Currently, and pre-April 2017, it is the PSC company that is liable for the payment of all tax owed. An example of this would be that a PSC company is operating as if they are outside of IR35 legislation and therefore it pays its director (the worker) national minimum wage as a base salary and the rest of the earnings are through dividend payments at reduced tax. This way, the worker benefits from a lower tax bill and more bang for their buck. However, if HMRC decide that you fall inside of IR35 legislation, they are within their rights to request a backdated tax payment which could be an awful lot of money and comes out of your pocket as the contractor.

HMRC estimates that 90% of Personal Service Companies (PSC) are not paying the right tax and national insurance payments because of falling ‘inside of IR35’. However, because there are an estimated 200,000 or more PSC companies in the UK, they simply cannot control that number of potential investigations to determine whether the PSC company owes unpaid tax. Therefore, from April 2017 it now falls on the recruitment agency who pays the off payroll worker to account for the correct tax and national insurance should they fall inside of IR35 legislation. HMRC believe this will ensure that they will prevent off payroll workers inside of IR35 from paying less tax than is owed.

What exactly will happen?

The new rules that determine whether a worker falls inside or outside of IR35 are purely based on whether the worker -

  1. Provides a personal service: Are they required to do the work themselves?
  2. Control: Does the end client decide, or have the right to decide, how the work should be done?

It is our belief at Charles Hunter Associates that all social workers fall inside of IR35 legislation and as such must account for the correct tax and national insurance.

Therefore, it is not viable that a social worker can carry on working through their own PSC company given that the agency would need to deduct the workers tax and national insurance before paying an invoice, removing any associated benefits of running a PSC company whatsoever.

What are the alternatives?

Your alternatives are to either sign up with a reputable and compliant umbrella company that deducts PAYE, or chose to become PAYE directly through your agency.

One thing to consider as a contractor is that if you decide to go umbrella, your hourly rate will remain the same and the umbrella company will deduct the correct taxes prior to your payment. However, if you go PAYE through the agency, your hourly rate will reduce. This is to account for the fact that umbrella and PSC pay rates automatically include statutory deductions (employers NI and holiday pay), and going PAYE will mean these statutory deductions are removed from your hourly rate. This is because the recruitment agency accounts for this directly with HMRC.

Other things to consider

We do need to wait for further information to be released from both the Local Authorities we recruit to and the Managed Service Providers (MSPs) who run those contracts (Adecco, Comensura, Matrix etc).

There is a chance that the Local Authorities and MSPs will have a viewpoint on how they want contractors to work and we must wait for this response.
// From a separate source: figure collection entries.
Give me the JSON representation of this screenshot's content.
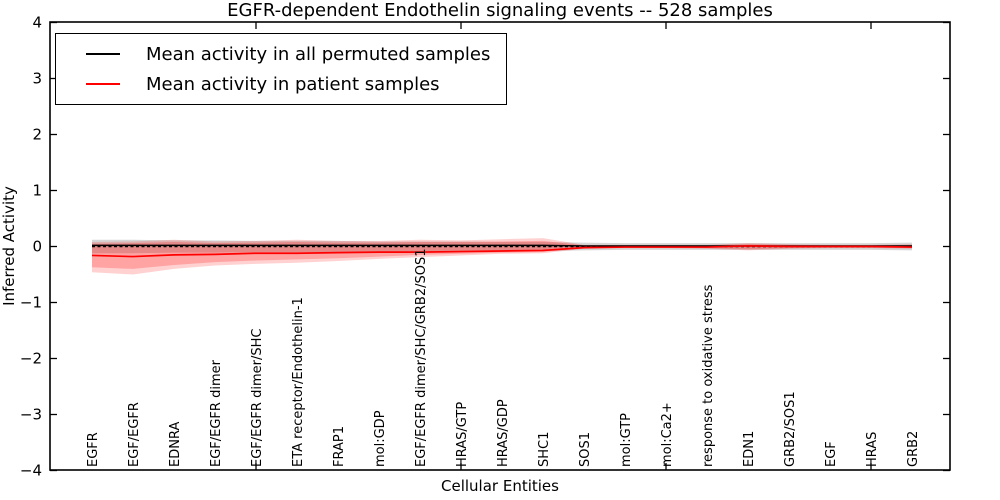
{
  "chart_data": {
    "type": "line",
    "title": "EGFR-dependent Endothelin signaling events -- 528 samples",
    "xlabel": "Cellular Entities",
    "ylabel": "Inferred Activity",
    "ylim": [
      -4,
      4
    ],
    "yticks": [
      4,
      3,
      2,
      1,
      0,
      -1,
      -2,
      -3,
      -4
    ],
    "xtick_marked_positions": [
      5,
      10,
      15,
      20
    ],
    "grid": false,
    "legend_position": "upper-left",
    "background_color": "#ffffff",
    "zero_line": {
      "y": 0,
      "style": "dashed",
      "color": "#000000"
    },
    "categories": [
      "EGFR",
      "EGF/EGFR",
      "EDNRA",
      "EGF/EGFR dimer",
      "EGF/EGFR dimer/SHC",
      "ETA receptor/Endothelin-1",
      "FRAP1",
      "mol:GDP",
      "EGF/EGFR dimer/SHC/GRB2/SOS1",
      "HRAS/GTP",
      "HRAS/GDP",
      "SHC1",
      "SOS1",
      "mol:GTP",
      "mol:Ca2+",
      "response to oxidative stress",
      "EDN1",
      "GRB2/SOS1",
      "EGF",
      "HRAS",
      "GRB2"
    ],
    "series": [
      {
        "name": "Mean activity in all permuted samples",
        "color": "#000000",
        "style": "solid",
        "values": [
          0.02,
          0.02,
          0.02,
          0.02,
          0.02,
          0.02,
          0.02,
          0.02,
          0.02,
          0.02,
          0.02,
          0.02,
          0.01,
          0.01,
          0.01,
          0.01,
          0.01,
          0.01,
          0.01,
          0.01,
          0.01
        ]
      },
      {
        "name": "Mean activity in patient samples",
        "color": "#ff0000",
        "style": "solid",
        "values": [
          -0.16,
          -0.18,
          -0.15,
          -0.14,
          -0.12,
          -0.12,
          -0.11,
          -0.1,
          -0.1,
          -0.09,
          -0.08,
          -0.07,
          -0.02,
          -0.01,
          -0.01,
          -0.01,
          0.01,
          0.0,
          0.0,
          0.0,
          -0.01
        ]
      }
    ],
    "bands": [
      {
        "name": "permuted-samples-spread",
        "color": "#000000",
        "opacity": 0.16,
        "upper": [
          0.12,
          0.12,
          0.11,
          0.11,
          0.1,
          0.1,
          0.1,
          0.09,
          0.09,
          0.09,
          0.08,
          0.08,
          0.07,
          0.06,
          0.06,
          0.06,
          0.06,
          0.06,
          0.06,
          0.06,
          0.07
        ],
        "lower": [
          -0.12,
          -0.12,
          -0.11,
          -0.11,
          -0.1,
          -0.1,
          -0.1,
          -0.09,
          -0.09,
          -0.09,
          -0.08,
          -0.08,
          -0.07,
          -0.06,
          -0.06,
          -0.06,
          -0.06,
          -0.06,
          -0.06,
          -0.06,
          -0.07
        ]
      },
      {
        "name": "patient-samples-spread-outer",
        "color": "#ff0000",
        "opacity": 0.18,
        "upper": [
          0.08,
          0.09,
          0.12,
          0.09,
          0.1,
          0.12,
          0.1,
          0.1,
          0.12,
          0.11,
          0.13,
          0.15,
          0.03,
          0.03,
          0.03,
          0.03,
          0.06,
          0.04,
          0.03,
          0.03,
          0.04
        ],
        "lower": [
          -0.46,
          -0.5,
          -0.4,
          -0.34,
          -0.31,
          -0.29,
          -0.26,
          -0.22,
          -0.19,
          -0.16,
          -0.13,
          -0.12,
          -0.04,
          -0.03,
          -0.03,
          -0.04,
          -0.07,
          -0.04,
          -0.03,
          -0.03,
          -0.04
        ]
      },
      {
        "name": "patient-samples-spread-inner",
        "color": "#ff0000",
        "opacity": 0.22,
        "upper": [
          0.05,
          0.06,
          0.08,
          0.06,
          0.07,
          0.08,
          0.07,
          0.07,
          0.08,
          0.08,
          0.09,
          0.1,
          0.02,
          0.02,
          0.02,
          0.02,
          0.04,
          0.03,
          0.02,
          0.02,
          0.03
        ],
        "lower": [
          -0.37,
          -0.4,
          -0.33,
          -0.28,
          -0.25,
          -0.23,
          -0.21,
          -0.18,
          -0.15,
          -0.13,
          -0.11,
          -0.1,
          -0.03,
          -0.02,
          -0.02,
          -0.03,
          -0.05,
          -0.03,
          -0.02,
          -0.02,
          -0.03
        ]
      }
    ]
  }
}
We expect that over the coming weeks, more information will be released and we can let you know what impact this may have.

There is a considerable chance that Local Authorities and MSPs will take the decision to no longer accept workers through a PSC / LTD company and only accept those on assignment through an umbrella company or PAYE only. This is speculation, but we do expect some policy to be introduced around this. 

What next?

In the coming weeks, Charles Hunter Associates will be liaising with Local Authorities and MSPs to determine what course of action they want PSC workers to take. We will also be providing a list of compliant umbrella companies for consideration which we will distribute in March.
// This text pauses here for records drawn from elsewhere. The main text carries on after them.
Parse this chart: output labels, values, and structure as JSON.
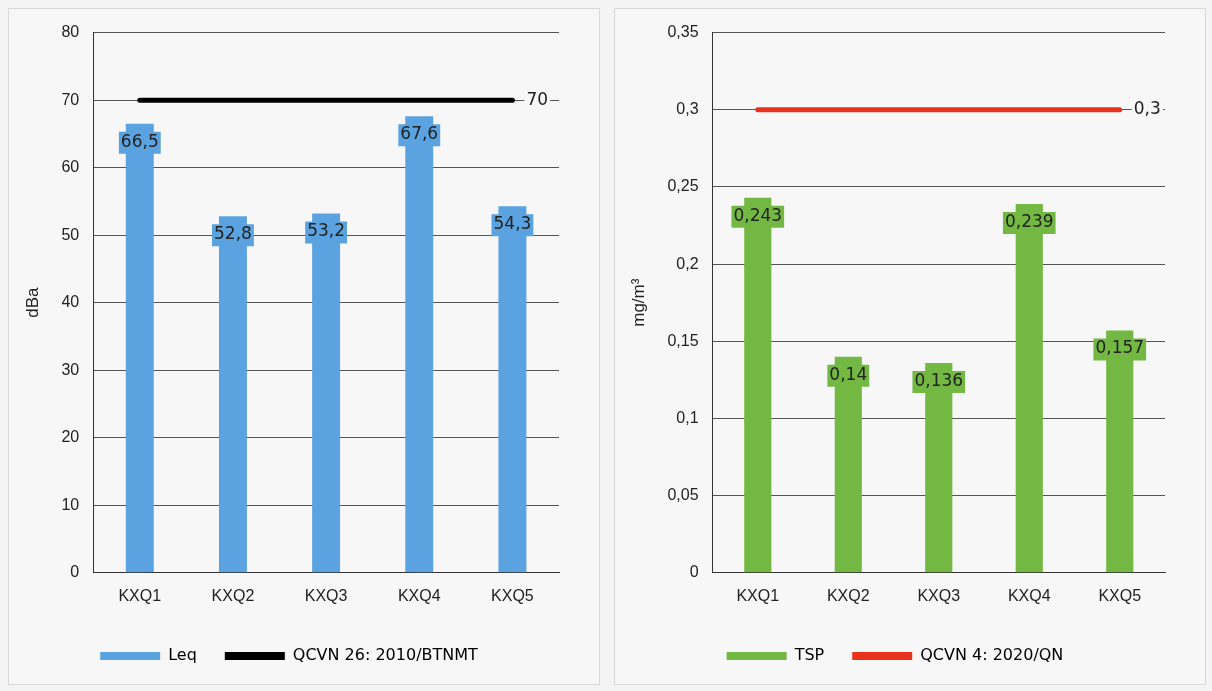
{
  "chart_data": [
    {
      "type": "bar",
      "categories": [
        "KXQ1",
        "KXQ2",
        "KXQ3",
        "KXQ4",
        "KXQ5"
      ],
      "ylabel": "dBa",
      "ylim": [
        0,
        80
      ],
      "yticks": [
        0,
        10,
        20,
        30,
        40,
        50,
        60,
        70,
        80
      ],
      "grid": "y",
      "legend": "bottom",
      "marker": "none",
      "series": [
        {
          "name": "Leq",
          "color": "#5ba3e0",
          "values": [
            66.5,
            52.8,
            53.2,
            67.6,
            54.3
          ],
          "value_labels": [
            "66,5",
            "52,8",
            "53,2",
            "67,6",
            "54,3"
          ]
        },
        {
          "name": "QCVN 26: 2010/BTNMT",
          "type": "line",
          "color": "#000000",
          "values": [
            70,
            70,
            70,
            70,
            70
          ],
          "value_labels": [
            null,
            null,
            null,
            null,
            "70"
          ]
        }
      ]
    },
    {
      "type": "bar",
      "categories": [
        "KXQ1",
        "KXQ2",
        "KXQ3",
        "KXQ4",
        "KXQ5"
      ],
      "ylabel": "mg/m³",
      "ylim": [
        0,
        0.35
      ],
      "yticks": [
        0,
        {
          "value": 0.05,
          "label": "0,05"
        },
        {
          "value": 0.1,
          "label": "0,1"
        },
        {
          "value": 0.15,
          "label": "0,15"
        },
        {
          "value": 0.2,
          "label": "0,2"
        },
        {
          "value": 0.25,
          "label": "0,25"
        },
        {
          "value": 0.3,
          "label": "0,3"
        },
        {
          "value": 0.35,
          "label": "0,35"
        }
      ],
      "grid": "y",
      "legend": "bottom",
      "marker": "none",
      "series": [
        {
          "name": "TSP",
          "color": "#72b843",
          "values": [
            0.243,
            0.14,
            0.136,
            0.239,
            0.157
          ],
          "value_labels": [
            "0,243",
            "0,14",
            "0,136",
            "0,239",
            "0,157"
          ]
        },
        {
          "name": "QCVN 4: 2020/QN",
          "type": "line",
          "color": "#e8321e",
          "values": [
            0.3,
            0.3,
            0.3,
            0.3,
            0.3
          ],
          "value_labels": [
            null,
            null,
            null,
            null,
            "0,3"
          ]
        }
      ]
    }
  ]
}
I am sure that this communication will evoke a lot of questions and need for clarification and we are here to support you and help with this. On that basis, Charles Hunter Associates will be hosting a webinar on Wednesday 8th February between 7pm and 8pm to discuss this in more detail and answer your questions on the night.

What is most important is that assignments are not disrupted, and information is clear and we will be doing all we can to support our workers during this period of change.